Some of the philosophers that Jefferson read were explored. John Locke being one of them.

On page 40, Mr. Wiltse observed- "Jefferson combined with the rugged independence of the pioneer American, who had wrested from the wilderness a potential empire, the intellectual independence of the best in eighteenth-century thought, which had cast authoritarianism to the winds."

Some of the "Jeffersonian" politicians and writers through history were discussed. Foremost in my opinion was John Taylor "of Caroline". Some of the opinions that Taylor and Jefferson shared were the dreading of capitalism and opposition to the Supreme Court setting aside acts of Congress.

Jefferson advocated that government debt should be paid off in 19 years, or a generation. Jefferson also understood that the republic would make adjustments over time.

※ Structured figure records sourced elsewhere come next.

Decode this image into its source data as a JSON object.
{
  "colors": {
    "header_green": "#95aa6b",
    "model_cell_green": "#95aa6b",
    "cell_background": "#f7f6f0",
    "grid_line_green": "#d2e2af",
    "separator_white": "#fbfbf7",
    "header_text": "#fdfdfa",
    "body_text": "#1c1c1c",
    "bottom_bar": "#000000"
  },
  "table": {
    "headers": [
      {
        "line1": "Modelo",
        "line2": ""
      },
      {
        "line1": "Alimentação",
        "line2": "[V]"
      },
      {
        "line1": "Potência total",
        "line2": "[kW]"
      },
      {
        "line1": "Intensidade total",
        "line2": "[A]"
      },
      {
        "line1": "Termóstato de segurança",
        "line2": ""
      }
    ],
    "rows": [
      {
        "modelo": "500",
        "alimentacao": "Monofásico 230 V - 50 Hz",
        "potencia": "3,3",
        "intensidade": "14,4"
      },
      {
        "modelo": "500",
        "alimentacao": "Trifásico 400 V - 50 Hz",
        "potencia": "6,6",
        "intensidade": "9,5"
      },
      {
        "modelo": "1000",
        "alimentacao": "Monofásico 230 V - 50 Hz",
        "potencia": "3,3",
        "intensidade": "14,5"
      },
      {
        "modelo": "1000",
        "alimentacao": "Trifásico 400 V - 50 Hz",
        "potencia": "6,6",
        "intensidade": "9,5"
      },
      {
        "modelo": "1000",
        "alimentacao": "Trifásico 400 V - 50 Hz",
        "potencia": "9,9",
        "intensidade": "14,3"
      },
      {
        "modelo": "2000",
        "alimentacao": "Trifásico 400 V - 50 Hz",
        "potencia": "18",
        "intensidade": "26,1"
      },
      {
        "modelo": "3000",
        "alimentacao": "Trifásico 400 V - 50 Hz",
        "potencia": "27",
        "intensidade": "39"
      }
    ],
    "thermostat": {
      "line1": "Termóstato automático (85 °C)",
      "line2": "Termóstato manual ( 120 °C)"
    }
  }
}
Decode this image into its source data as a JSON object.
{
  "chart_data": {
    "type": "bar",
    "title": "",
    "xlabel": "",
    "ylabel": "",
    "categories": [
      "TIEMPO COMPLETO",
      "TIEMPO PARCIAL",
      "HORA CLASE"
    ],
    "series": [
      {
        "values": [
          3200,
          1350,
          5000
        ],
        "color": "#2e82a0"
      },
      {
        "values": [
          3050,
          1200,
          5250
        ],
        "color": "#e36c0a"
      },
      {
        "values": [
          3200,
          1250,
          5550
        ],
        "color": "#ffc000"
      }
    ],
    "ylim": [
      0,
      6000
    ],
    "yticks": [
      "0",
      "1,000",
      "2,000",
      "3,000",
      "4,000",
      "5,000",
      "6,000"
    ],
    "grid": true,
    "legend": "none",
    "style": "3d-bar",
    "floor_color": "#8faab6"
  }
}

As the author states, "Good government springs from common interest in public affairs." That may be a point in his vision that eroded. Look at the laziness or lack of interest by citizens in participation(voting) today!

A few excellent Jefferson quotes are these;
"To profit by the mistakes of others is the essential lesson of history."

"Let common sense and common honesty have fair play, and they will soon set things to rights."

"Responsibility is a tremendous engine in a free government."

This is a "dated" book, but even so, it's a valuable lesson on Thomas Jefferson's long-lasting affect on the American government.